Gives me even more hope! thanks for sharing

Many readers here will probably want to check out some of the clinical trials that DRI is conducting. Perhaps the greatest interest would be in checking out some of their islet cell implantation investigations, particularly the various immunosupressant (sp?) medications they are trying out. You can see them at .

You got me inspired! The link needs fixing (the tudiabetes link is mistakenly combined with the dri part).

Thanks for all the wonderful feedback! I’m glad you are all enjoying my experience as much as I did.
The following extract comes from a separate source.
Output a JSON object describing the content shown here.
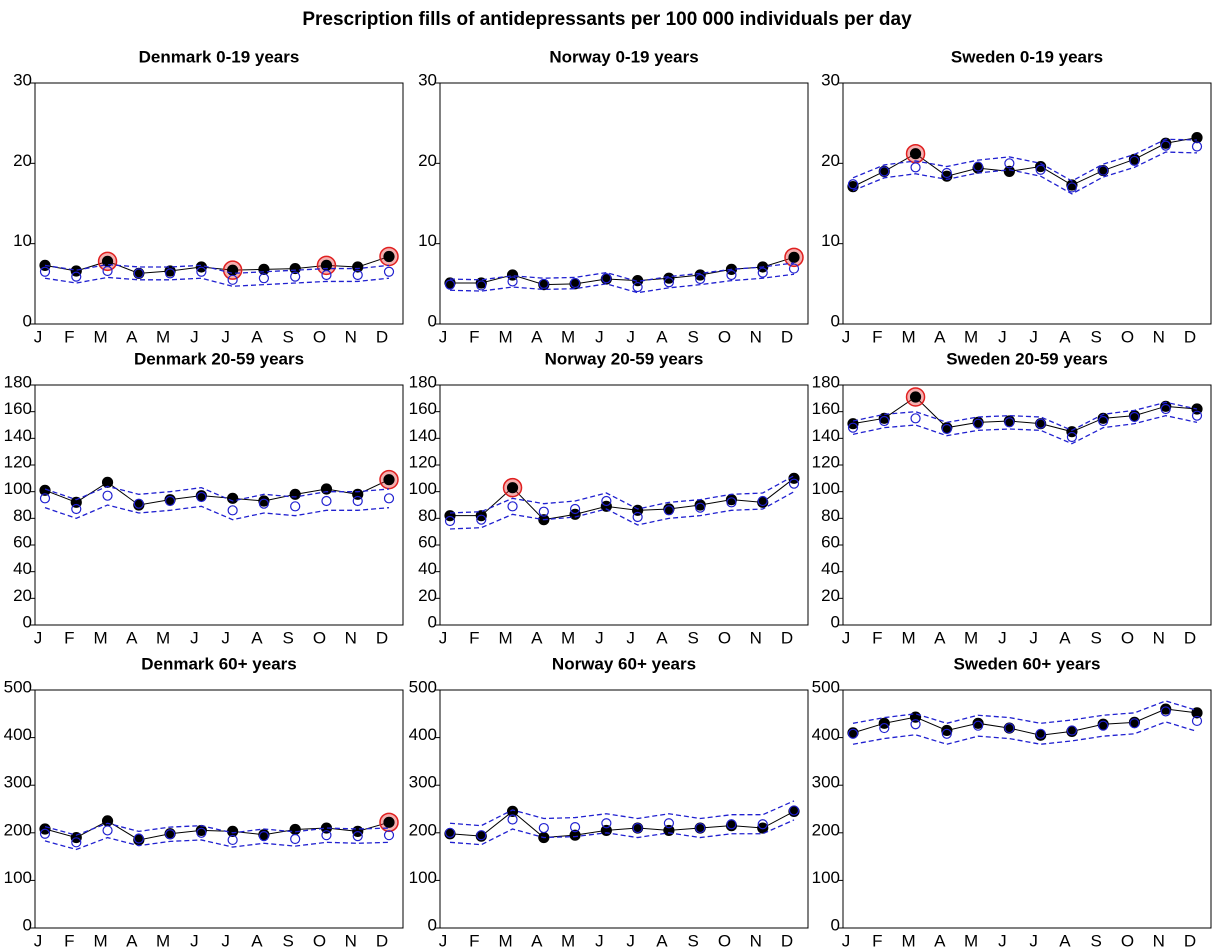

(I’ve fixed the link, as well)

The post is wonderful. Thank you so much. I am hopeful that scientists can find the cause as much as the cure. I was not aware of this group and it is wonderful to be educated.

rick phillips

It is so exciting to see how the biology of islet cell transplantation is going high tech and combining with computer technology to advance the field. The encapsuling of the islets to hide them from the immune system seems to be a promising direction. Thanks for posting this and the pictures are great!

I have just spoken to a recruiter at the Institute about possibly participating in their islet cell transplant project. At this stage, I don’t know if I’d be a candidate or how I feel about the proceedure. I am going to start a forum discussion about my concerns with taking the immune supressants… I am anxious to hear everyone’s thoughts.